Re: Nested subs - inherently evil?
by traveler (Parson) on Feb 11, 2002 at 20:42 UTC
    Ignoring error handling, I'd probably do it something like this:
    sub ReadBytes { local $file = shift; my $num = shift; my $input; read($file, $input, $num); return unpack("C$num", $input); }
    Note that the filehandle is "local" and not "my". Call this as ReadBytes(*BINFILE, 12); You could also localize a typeglob and then use the filehandle directly.

    HTH, --traveler

      Note that the filehandle is "local" and not "my".
      What is the purpose of this?

      Localizing a typeglob (let us be accurate here: what we call a "filehandle" is a typeglob from which Perl automagically extracts the IO slot) temporarily makes a different referent available by the same name. This is handy for avoiding conflicts elsewhere.

      The alternative to your construct, using a lexical to contain a glob reference is also automagically understood by Perl and is, of course, lexically scoped.

      At the risk of severe understatement, local is designed to allow scoped modifications of global names.

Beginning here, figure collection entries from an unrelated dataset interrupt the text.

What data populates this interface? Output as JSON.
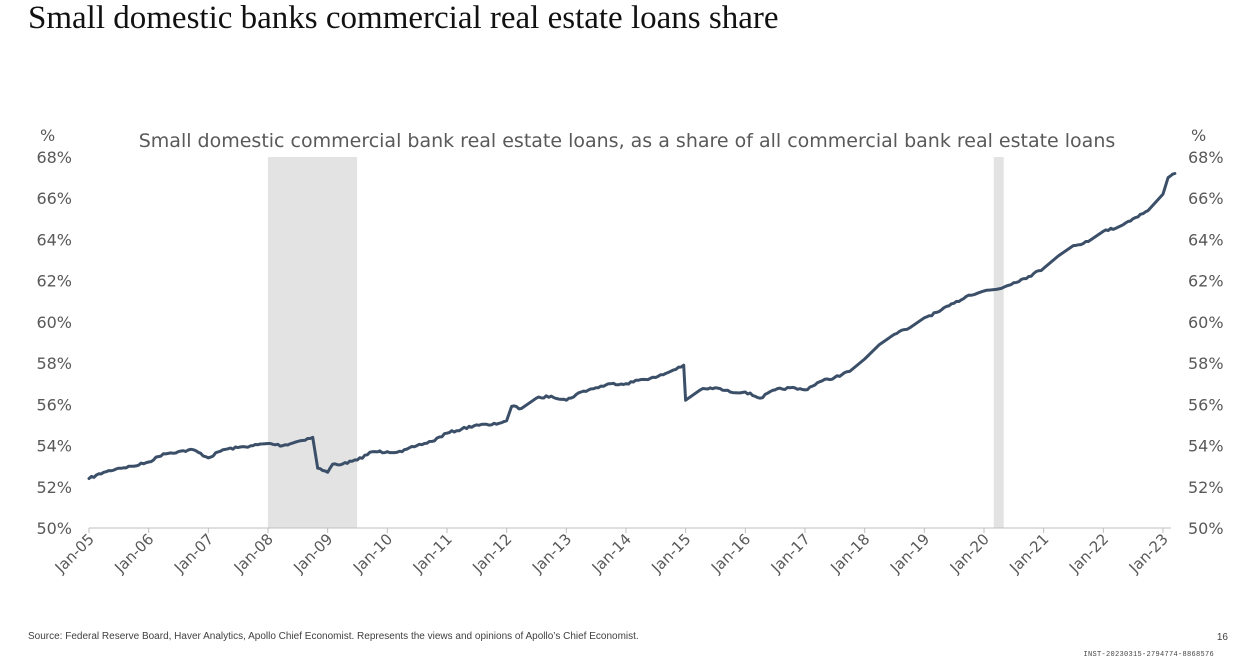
{
  "page": {
    "title": "Small domestic banks commercial real estate loans share",
    "source": "Source: Federal Reserve Board, Haver Analytics, Apollo Chief Economist. Represents the views and opinions of Apollo’s Chief Economist.",
    "page_number": "16",
    "doc_id": "INST-20230315-2794774-8868576"
  },
  "chart_data": {
    "type": "line",
    "title": "Small domestic commercial bank real estate loans, as a share of all commercial bank real estate loans",
    "y_unit_left": "%",
    "y_unit_right": "%",
    "xlim": [
      "2005-01-01",
      "2023-03-15"
    ],
    "ylim": [
      50,
      68
    ],
    "x_tick_labels": [
      "Jan-05",
      "Jan-06",
      "Jan-07",
      "Jan-08",
      "Jan-09",
      "Jan-10",
      "Jan-11",
      "Jan-12",
      "Jan-13",
      "Jan-14",
      "Jan-15",
      "Jan-16",
      "Jan-17",
      "Jan-18",
      "Jan-19",
      "Jan-20",
      "Jan-21",
      "Jan-22",
      "Jan-23"
    ],
    "y_tick_labels": [
      "50%",
      "52%",
      "54%",
      "56%",
      "58%",
      "60%",
      "62%",
      "64%",
      "66%",
      "68%"
    ],
    "grid": false,
    "line_color": "#3b4f68",
    "recession_color": "#e3e3e3",
    "recessions": [
      {
        "start": "2008-01-01",
        "end": "2009-06-30"
      },
      {
        "start": "2020-03-01",
        "end": "2020-05-01"
      }
    ],
    "series": [
      {
        "x": [
          "2005-01-01",
          "2005-04-01",
          "2005-07-01",
          "2005-10-01",
          "2006-01-01",
          "2006-04-01",
          "2006-07-01",
          "2006-10-01",
          "2007-01-01",
          "2007-04-01",
          "2007-07-01",
          "2007-10-01",
          "2008-01-01",
          "2008-04-01",
          "2008-07-01",
          "2008-10-01",
          "2008-11-01",
          "2009-01-01",
          "2009-02-01",
          "2009-04-01",
          "2009-07-01",
          "2009-10-01",
          "2010-01-01",
          "2010-04-01",
          "2010-07-01",
          "2010-10-01",
          "2011-01-01",
          "2011-04-01",
          "2011-07-01",
          "2011-10-01",
          "2012-01-01",
          "2012-02-01",
          "2012-04-01",
          "2012-07-01",
          "2012-10-01",
          "2013-01-01",
          "2013-04-01",
          "2013-07-01",
          "2013-10-01",
          "2014-01-01",
          "2014-04-01",
          "2014-07-01",
          "2014-10-01",
          "2014-12-20",
          "2015-01-01",
          "2015-04-01",
          "2015-07-01",
          "2015-10-01",
          "2016-01-01",
          "2016-04-01",
          "2016-07-01",
          "2016-10-01",
          "2017-01-01",
          "2017-04-01",
          "2017-07-01",
          "2017-10-01",
          "2018-01-01",
          "2018-04-01",
          "2018-07-01",
          "2018-10-01",
          "2019-01-01",
          "2019-04-01",
          "2019-07-01",
          "2019-10-01",
          "2020-01-01",
          "2020-04-01",
          "2020-07-01",
          "2020-10-01",
          "2021-01-01",
          "2021-04-01",
          "2021-07-01",
          "2021-10-01",
          "2022-01-01",
          "2022-04-01",
          "2022-07-01",
          "2022-10-01",
          "2023-01-01",
          "2023-02-01",
          "2023-03-15"
        ],
        "y": [
          52.4,
          52.7,
          52.9,
          53.0,
          53.2,
          53.6,
          53.7,
          53.8,
          53.4,
          53.8,
          53.9,
          54.0,
          54.1,
          54.0,
          54.2,
          54.4,
          52.9,
          52.7,
          53.1,
          53.1,
          53.3,
          53.7,
          53.7,
          53.7,
          54.0,
          54.2,
          54.6,
          54.8,
          55.0,
          55.0,
          55.2,
          55.9,
          55.8,
          56.3,
          56.4,
          56.2,
          56.6,
          56.8,
          57.0,
          57.0,
          57.2,
          57.3,
          57.6,
          57.9,
          56.2,
          56.7,
          56.8,
          56.6,
          56.6,
          56.3,
          56.7,
          56.8,
          56.7,
          57.1,
          57.3,
          57.6,
          58.2,
          58.9,
          59.4,
          59.7,
          60.2,
          60.5,
          60.9,
          61.3,
          61.5,
          61.6,
          61.9,
          62.2,
          62.6,
          63.2,
          63.7,
          63.9,
          64.4,
          64.6,
          65.0,
          65.4,
          66.2,
          67.0,
          67.2
        ]
      }
    ]
  }
}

It produces no special magic for filehandles (with the appropriate understanding that there is severe magic in perlio that doesn't apply here).

      In other words, you can do it this way, but I can't see where it does you any good, since the standard approach does the same thing more idiomatically.

        This results from my initially localizing the glob itself as in:
        sub foo { local *FH = shift; ... read FH, ... }
        I realized it was more straightforward to use $whatever, but neglected to change the local to a my.